Saturday, December 09, 2006

Not Only Blood for Oil

Paul Rosenberg articulates some of the reasons why, while initially inspired by him, I am no longer a big Obama fan:
On Dec 04, Chris Bowers wrote a post, ”The Two Obamas and Me, Part One” which contrasted the principle-driven Obama who first inspired tremendous netroots support with the compromise-driven Obama who now seems intent on demonizing the very people who helped get him his start. One example Chris cited of the second Obama was this:
In town-hall meetings, when those who opposed the war get shrill, Obama makes a point of noting that while he, too, opposed the war, he's "not one of those people who cynically believes Bush went in only for the oil."
Chis followed up:
Did anyone with any power every say that? Did any leading Democrats ever say that? Did any progressive or liberal of any public stature ever say that? If they did, I'd love to see the quote.
[...]

This is larger context for Obama’s remark dismissing “those people who cynically believes Bush went in only for the oil.” As Chris said, who are those people?
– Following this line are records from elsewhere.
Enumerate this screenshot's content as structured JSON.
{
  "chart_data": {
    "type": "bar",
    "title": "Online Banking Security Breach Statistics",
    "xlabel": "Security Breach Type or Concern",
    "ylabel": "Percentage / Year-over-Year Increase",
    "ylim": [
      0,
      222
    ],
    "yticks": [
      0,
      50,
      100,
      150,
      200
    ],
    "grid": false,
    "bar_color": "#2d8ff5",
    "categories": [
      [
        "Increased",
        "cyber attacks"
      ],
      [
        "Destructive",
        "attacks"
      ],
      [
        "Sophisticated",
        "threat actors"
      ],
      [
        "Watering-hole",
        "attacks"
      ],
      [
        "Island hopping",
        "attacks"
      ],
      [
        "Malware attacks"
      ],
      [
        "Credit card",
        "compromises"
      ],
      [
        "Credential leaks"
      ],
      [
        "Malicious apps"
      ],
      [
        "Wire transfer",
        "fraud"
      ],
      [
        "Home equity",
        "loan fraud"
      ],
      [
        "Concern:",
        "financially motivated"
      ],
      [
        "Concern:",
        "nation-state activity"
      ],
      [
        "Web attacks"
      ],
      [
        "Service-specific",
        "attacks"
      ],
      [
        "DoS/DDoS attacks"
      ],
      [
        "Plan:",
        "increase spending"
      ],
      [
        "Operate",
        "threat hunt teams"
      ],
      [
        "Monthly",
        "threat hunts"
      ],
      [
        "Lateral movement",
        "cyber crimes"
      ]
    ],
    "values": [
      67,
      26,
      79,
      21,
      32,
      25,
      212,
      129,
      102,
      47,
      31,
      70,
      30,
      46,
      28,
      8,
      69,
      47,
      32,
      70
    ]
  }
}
I’ve gone to anti-war demonstrations, I’ve attended weekly peace vigils. I’ve talked with people carrying “No Blood For Oil” signs. Even I haven’t met anyone who “believes Bush went in only for the oil.” The point of those signs is not to claim that this was Bush’s only reason—that would be absurd. The signs are meant to point out a reason that the official discussion routinely ignores, and refuses to discuss, except to ridicule—just the way Obama did.

Of course, at a basic level, everyone knows that Iraq is about oil. There are only two reasons we originally got involved in that part of the world: Oil and to deny the Soviets a warm-water port. Israel only became important as a result of those first two reasons. Our oil obsession caused us to overthrow the Mossadegh regime in Iran in 1953—a promising democracy that we would give our eye teeth to have back today, at least, if we had any sense. Which, of course, we don’t. In Afghanistan, our anti-Soviet obsession caused us to team up with the most extremist elements of the Mujahadeen, and partner with bin Laden. The problems we face today are almost entirely of our own making—the result of narrow, short-sighted, knee-jerk responses to situations that were far less threatening to us than the situations we face today, situations our reactive policies have created.

But if oil is half the reason we’re in the Middle East to begin with, oil also plays a very specific role in this very specific war. We had both the President and Vice-President from the oil industry. We had all manner of other oil company connections, we had a huge imbalance in financial support for the GOP from the oil industry vs. alternative energy, we had the super-secret Cheney energy taskforce with maps of Iraq’s oil fields, we had promises that Iraq’s oil revenue would pay for Iraq’s reconstruction—the connections go on and on and on and on. To not talk about any of them is of necessity to not talk about the real reasons, true context, and political alignments that lead us into this war. And this, in turn, leads us to embrace a series of fairy tales, instead. First WMDs and Iraq’s mythical involvement in 9/11, then the absurd notion that Bush not only cares about democracy, but that that’s the reason we invaded Iraq in the first place—a reason that Bush himself strenuously opposed, until it was forced on him by the Iraqi people.

By ridiculing and misrepresenting those who refuse to ignore the link between oil and war—and war and death—Obama has paid his dues to join the Washington insider’s club. And from that perch, he now parades—much like John McCain—as a maverick outsider.

[...]

So where’s Obama in all this? One thing’s for sure—he’s not front and center, denouncing the ISG for trying to do an end-run around the will of the American people. In fact, quite the opposite: he’s cheering it on...selectively, though without saying so.

While Bush is busy ignoring the ISG by picking and choosing which recommendations he will reject out of hand, Obama’s busy doing the same: ignoring the icky blood-for-oil provisions that he above all does not want to talk about, Obama said:
“In presenting a realistic view of how far the situation has deteriorated, the report avoids the partisan rhetoric that has characterized too much of this debate and offers a unique chance to forge a bipartisan consensus about how to move forward in Iraq.”
In other words, ignoring the blood-for-oil dimension of the war is absolutely crucial for maintaining the facade that what’s “bipartisan” in Versailles bears any resemblance at all to what’s non-partisan majoritarian in America. But Obama can’t actually say he’s ignoring the blood-for-oil aspect. That wouldn’t be ignoring it at all.

In the end, ironically, we discover that George Bush really is more honest and forthright. He rejects certain parts of the ISG, and he comes right out and says it. Obama—at least so far—has not been so honest. He hasn’t looked at the actual recommendations, and said, “Sure, blood for oil, fine with me!” But he hasn’t said he’s against it either.

After all, he’s never been one of those cynics. You know what I’m talking about. The ones who believe their own eyes.